CommunityData:Hyak tutorial

This file provides a complete, step-by-step walk-through for how to parse a list of Wikia wikis with wikiq. The same principles can be followed for other tasks.

Things you should know before you start

Computing paradigms: HPC versus MapReduce/Hadoop
ikt versus mox and the transition
- This material will cover getting setup on the older ikt cluster
- Our mox cluster is online and we will migrating to it in late 2019/early 2020

Connecting to Hyak

Details information on setting up Hyak is covered CommunityData:Hyak. Make sure you have:

Set up SSH
Connected to Hyak
Set up your user's Hyak environment with the CDSC aliases and tools

Batch Jobs

Setup for running batch jobs on Hyak (only need to be done once)

Create a users directory for yourself in /com/users:

You will want to store the output of your script in /com/, or you will run out of space in your personal filesystem (/usr/lusers/...)

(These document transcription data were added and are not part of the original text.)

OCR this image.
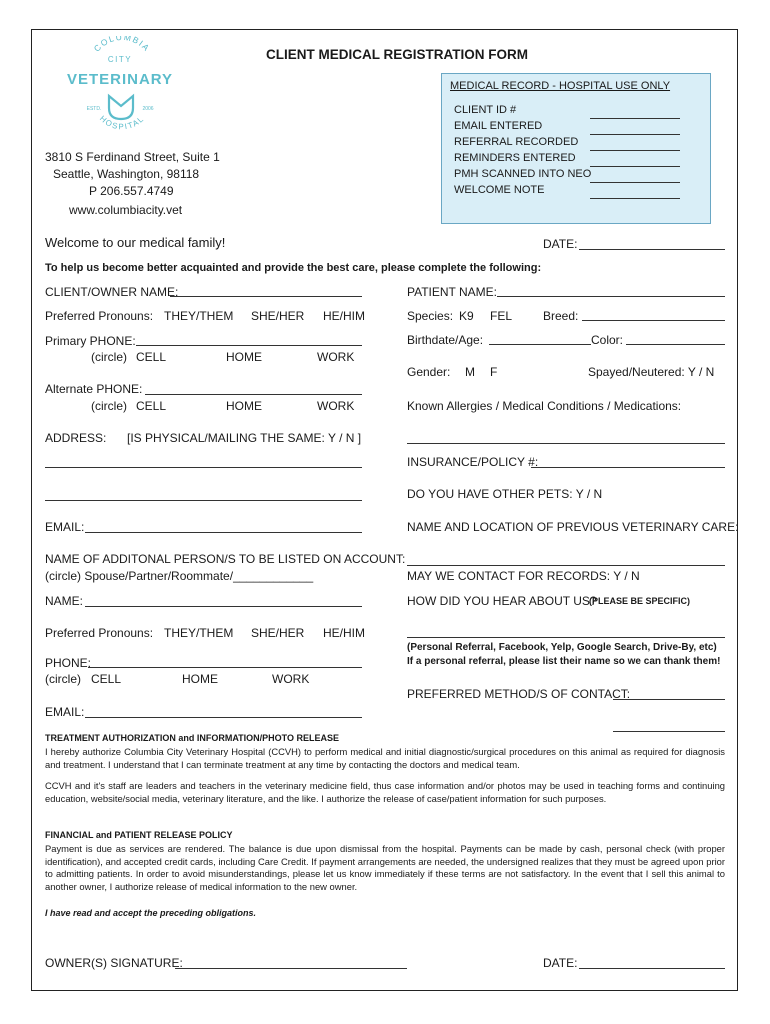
COLUMBIA
CITY
VETERINARY
ESTD.	2006
HOSPITAL
3810 S Ferdinand Street, Suite 1
Seattle, Washington, 98118
P 206.557.4749
www.columbiacity.vet
CLIENT MEDICAL REGISTRATION FORM
MEDICAL RECORD - HOSPITAL USE ONLY
CLIENT ID #
EMAIL ENTERED
REFERRAL RECORDED
REMINDERS ENTERED
PMH SCANNED INTO NEO
WELCOME NOTE
Welcome to our medical family!	DATE:
To help us become better acquainted and provide the best care, please complete the following:
CLIENT/OWNER NAME:
Preferred Pronouns: THEY/THEM SHE/HER HE/HIM
Primary PHONE:
(circle) CELL	HOME	WORK
Alternate PHONE:
(circle) CELL	HOME	WORK
ADDRESS: [IS PHYSICAL/MAILING THE SAME: Y / N ]
EMAIL:
NAME OF ADDITONAL PERSON/S TO BE LISTED ON ACCOUNT:
(circle) Spouse/Partner/Roommate/____________
NAME:
Preferred Pronouns: THEY/THEM SHE/HER HE/HIM
PHONE:
(circle) CELL	HOME	WORK
EMAIL:
PATIENT NAME:
Species: K9 FEL	Breed:
Birthdate/Age:	Color:
Gender: M F	Spayed/Neutered: Y / N
Known Allergies / Medical Conditions / Medications:
INSURANCE/POLICY #:
DO YOU HAVE OTHER PETS: Y / N
NAME AND LOCATION OF PREVIOUS VETERINARY CARE:
MAY WE CONTACT FOR RECORDS: Y / N
HOW DID YOU HEAR ABOUT US?
(PLEASE BE SPECIFIC)
(Personal Referral, Facebook, Yelp, Google Search, Drive-By, etc)
If a personal referral, please list their name so we can thank them!
PREFERRED METHOD/S OF CONTACT:
TREATMENT AUTHORIZATION and INFORMATION/PHOTO RELEASE
I hereby authorize Columbia City Veterinary Hospital (CCVH) to perform medical and initial diagnostic/surgical procedures on this animal as required for diagnosis and treatment. I understand that I can terminate treatment at any time by contacting the doctors and medical team.
CCVH and it's staff are leaders and teachers in the veterinary medicine field, thus case information and/or photos may be used in teaching forms and continuing education, website/social media, veterinary literature, and the like. I authorize the release of case/patient information for such purposes.
FINANCIAL and PATIENT RELEASE POLICY
Payment is due as services are rendered. The balance is due upon dismissal from the hospital. Payments can be made by cash, personal check (with proper identification), and accepted credit cards, including Care Credit. If payment arrangements are needed, the undersigned realizes that they must be agreed upon prior to admitting patients. In order to avoid misunderstandings, please let us know immediately if these terms are not satisfactory. In the event that I sell this animal to another owner, I authorize release of medical information to the new owner.
I have read and accept the preceding obligations.
OWNER(S) SIGNATURE:	DATE:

$ mkdir /com/users/USERNAME  # Replace USERNAME with your user name

2. Create a batch_jobs directory

$ mkdir /com/users/USERNAME/batch_jobs

3. Create a symlink from your home directory to this directory (this lets you use the /com storage from the more convenient home directory)

$ ln -s /com/users/USERNAME/batch_jobs ~/batch_jobs

4. Create a user in parallel SQL

$ module load parallel_sql
$ sudo pssu --initial
$ [sudo] password for USERID: <Enter your UW NetID password>

Project-specific steps (done for each project)

1. Create a new project in your batch_jobs directory

$ mkdir ~/batch_jobs/wikiq_test
$ cd ~/batch_jobs/wikiq_test

2. Create a symlink to the data that you will be using as an input (in this case, the 2010 wikia dump)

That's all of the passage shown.